I tried to picture what I'd photograph once I arrived. I was rolling around in my mind what could be visually different than last year's blockbuster at Wibaux. I could see myself up on the hill—not the sidelines—by the statue of Pierre Wibaux watching from a distance. Like a little kid at a horror movie for the first time watching with my eyes half covered by my hands and wincing the entire time.
Wibaux and Drummond are two great football programs—traditions some might say. Who could argue the claim? I think of them as iconic in their own unique style.

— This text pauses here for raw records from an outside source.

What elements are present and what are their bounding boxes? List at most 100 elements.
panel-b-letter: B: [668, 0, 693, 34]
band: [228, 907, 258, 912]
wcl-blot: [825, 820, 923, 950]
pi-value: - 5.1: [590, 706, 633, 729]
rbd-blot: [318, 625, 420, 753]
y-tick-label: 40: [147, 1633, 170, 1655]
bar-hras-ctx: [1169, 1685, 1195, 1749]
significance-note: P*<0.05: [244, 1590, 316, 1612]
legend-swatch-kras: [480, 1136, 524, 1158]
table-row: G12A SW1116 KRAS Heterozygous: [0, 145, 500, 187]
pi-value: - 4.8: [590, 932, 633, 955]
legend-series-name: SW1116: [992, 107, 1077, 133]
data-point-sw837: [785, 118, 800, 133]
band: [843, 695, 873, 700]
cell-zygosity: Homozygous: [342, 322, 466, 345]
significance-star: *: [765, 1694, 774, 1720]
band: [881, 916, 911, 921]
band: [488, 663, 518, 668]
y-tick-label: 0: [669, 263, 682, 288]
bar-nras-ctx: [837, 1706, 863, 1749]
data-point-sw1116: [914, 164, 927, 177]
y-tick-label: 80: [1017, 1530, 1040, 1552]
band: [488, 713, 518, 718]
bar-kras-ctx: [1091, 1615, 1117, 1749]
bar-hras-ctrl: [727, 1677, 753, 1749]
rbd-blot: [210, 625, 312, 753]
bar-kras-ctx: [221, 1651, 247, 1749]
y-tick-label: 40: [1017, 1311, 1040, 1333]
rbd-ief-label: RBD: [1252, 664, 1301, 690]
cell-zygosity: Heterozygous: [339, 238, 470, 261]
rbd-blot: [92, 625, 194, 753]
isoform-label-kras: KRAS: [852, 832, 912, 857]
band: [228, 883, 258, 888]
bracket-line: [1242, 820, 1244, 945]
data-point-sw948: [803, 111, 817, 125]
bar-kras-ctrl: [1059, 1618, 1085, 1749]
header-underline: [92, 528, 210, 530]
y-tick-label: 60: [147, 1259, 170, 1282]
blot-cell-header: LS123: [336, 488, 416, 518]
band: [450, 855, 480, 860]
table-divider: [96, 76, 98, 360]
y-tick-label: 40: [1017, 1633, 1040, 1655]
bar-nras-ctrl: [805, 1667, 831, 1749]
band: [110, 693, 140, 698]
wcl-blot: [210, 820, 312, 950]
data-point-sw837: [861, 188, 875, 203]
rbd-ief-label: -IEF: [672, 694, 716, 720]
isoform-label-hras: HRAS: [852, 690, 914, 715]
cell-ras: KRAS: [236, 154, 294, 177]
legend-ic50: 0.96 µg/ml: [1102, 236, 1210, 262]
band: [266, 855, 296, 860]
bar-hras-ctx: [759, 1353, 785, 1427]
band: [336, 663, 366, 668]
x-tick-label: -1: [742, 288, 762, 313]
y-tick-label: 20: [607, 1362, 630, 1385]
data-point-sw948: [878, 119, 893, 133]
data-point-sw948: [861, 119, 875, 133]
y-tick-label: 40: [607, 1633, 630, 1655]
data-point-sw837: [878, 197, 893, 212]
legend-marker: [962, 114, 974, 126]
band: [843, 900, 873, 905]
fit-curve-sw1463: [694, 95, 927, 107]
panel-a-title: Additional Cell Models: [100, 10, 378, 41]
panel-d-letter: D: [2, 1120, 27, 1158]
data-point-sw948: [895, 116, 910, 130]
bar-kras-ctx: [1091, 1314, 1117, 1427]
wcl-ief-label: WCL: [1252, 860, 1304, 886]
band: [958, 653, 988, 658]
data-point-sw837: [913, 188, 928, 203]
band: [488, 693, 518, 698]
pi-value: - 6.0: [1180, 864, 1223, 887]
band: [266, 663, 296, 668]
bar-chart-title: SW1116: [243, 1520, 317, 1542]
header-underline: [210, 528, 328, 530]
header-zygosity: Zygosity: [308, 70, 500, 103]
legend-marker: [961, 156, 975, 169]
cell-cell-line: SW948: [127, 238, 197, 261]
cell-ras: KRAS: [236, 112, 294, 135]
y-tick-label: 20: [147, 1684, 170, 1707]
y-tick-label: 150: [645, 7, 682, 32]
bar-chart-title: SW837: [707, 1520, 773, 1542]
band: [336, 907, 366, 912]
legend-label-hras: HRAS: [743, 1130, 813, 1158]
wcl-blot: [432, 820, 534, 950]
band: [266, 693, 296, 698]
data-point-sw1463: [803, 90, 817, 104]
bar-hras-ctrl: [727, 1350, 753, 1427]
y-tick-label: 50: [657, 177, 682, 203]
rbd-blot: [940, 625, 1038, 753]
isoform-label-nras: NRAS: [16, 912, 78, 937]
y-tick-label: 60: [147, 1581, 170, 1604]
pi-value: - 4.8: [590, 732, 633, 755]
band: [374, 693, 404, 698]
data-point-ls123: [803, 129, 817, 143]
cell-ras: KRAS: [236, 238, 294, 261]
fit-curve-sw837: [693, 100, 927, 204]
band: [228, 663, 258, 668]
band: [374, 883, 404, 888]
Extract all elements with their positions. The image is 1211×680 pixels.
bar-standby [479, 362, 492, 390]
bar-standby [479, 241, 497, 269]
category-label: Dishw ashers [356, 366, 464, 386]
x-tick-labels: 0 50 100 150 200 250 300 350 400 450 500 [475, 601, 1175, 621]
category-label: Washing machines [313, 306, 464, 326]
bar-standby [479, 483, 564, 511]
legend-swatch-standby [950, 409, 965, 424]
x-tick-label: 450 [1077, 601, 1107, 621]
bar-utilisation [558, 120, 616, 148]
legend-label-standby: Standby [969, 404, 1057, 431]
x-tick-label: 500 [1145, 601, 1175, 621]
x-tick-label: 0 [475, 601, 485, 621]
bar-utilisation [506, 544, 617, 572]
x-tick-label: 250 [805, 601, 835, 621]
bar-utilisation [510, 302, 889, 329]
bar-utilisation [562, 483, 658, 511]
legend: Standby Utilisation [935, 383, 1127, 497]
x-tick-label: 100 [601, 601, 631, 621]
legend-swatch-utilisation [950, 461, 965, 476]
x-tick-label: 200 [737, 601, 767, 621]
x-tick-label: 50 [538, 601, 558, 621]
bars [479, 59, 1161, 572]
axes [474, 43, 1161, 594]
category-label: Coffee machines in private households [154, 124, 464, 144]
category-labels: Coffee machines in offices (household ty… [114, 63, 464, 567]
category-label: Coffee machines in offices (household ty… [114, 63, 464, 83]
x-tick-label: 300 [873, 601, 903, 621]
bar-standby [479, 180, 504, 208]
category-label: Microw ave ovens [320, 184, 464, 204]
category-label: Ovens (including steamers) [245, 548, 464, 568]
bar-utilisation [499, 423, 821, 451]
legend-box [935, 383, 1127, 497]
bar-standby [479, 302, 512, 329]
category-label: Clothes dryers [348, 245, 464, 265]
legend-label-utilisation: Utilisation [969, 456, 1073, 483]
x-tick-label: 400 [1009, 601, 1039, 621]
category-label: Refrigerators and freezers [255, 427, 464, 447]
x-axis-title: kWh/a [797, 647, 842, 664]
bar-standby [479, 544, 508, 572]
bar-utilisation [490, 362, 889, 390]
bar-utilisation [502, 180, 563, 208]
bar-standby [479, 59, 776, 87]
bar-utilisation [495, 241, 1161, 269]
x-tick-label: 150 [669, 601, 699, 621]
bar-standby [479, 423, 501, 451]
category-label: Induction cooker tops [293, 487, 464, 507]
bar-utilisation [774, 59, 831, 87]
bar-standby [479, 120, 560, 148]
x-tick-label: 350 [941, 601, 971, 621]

I saw the first match-up at Drummond in 2004 where, what seemed to be, an over-confident Wibaux team walked off the bus to the gridiron like Roman soldiers about to capture another unsuspecting, miniscule chunk of distant land. Drummond was a machine, but even with one state title under their belt from the previous year, there was a feeling that many folks around the state believed they still hadn't been truly tested—that is the Wibaux test. We know what happened that day.
Then last year, I watched the same two teams who clearly held mutual respect for one another battle it out again in Wibaux. Many expressed that Drummond wasn't as invincible as previous years, but still had a long string of consecutive victories on their resume. Wibaux only had a score to settle.
I suppose it's safe to say that both Wibaux and Drummond know how unbearably long the bus drive is between the two opposing towns, especially after the game has concluded.
On one hand I hate to see Drummond make that same drive home from Wibaux as they did last year, but I know Wibaux duplicated the same drive a week later after their state title loss in overtime at Centerville. I know, it's all part of the game.
On the other hand, Wibaux has been teased enough since their last title in 2001. You'd think they'd never won one at all—reminiscent of the Cubs in baseball. Yet, they're due because they keep coming back year after year no matter who graduates.
As a neutral observer for most of the games I attend, I neither drive away from any gridiron feeling elated or dejected regarding the game's outcome. My formula for elation and dejection is related to whatever images I come away with that day; multiplied by the mileage. Yet, there are those teams like Drummond and Wibaux that I've seen play enough times that it's difficult to not wish them the best. And when they play each other in their little corners of Montana, it's always bittersweet, emotionally draining... simply exhausting.
I'm going to regret not going—I just know it.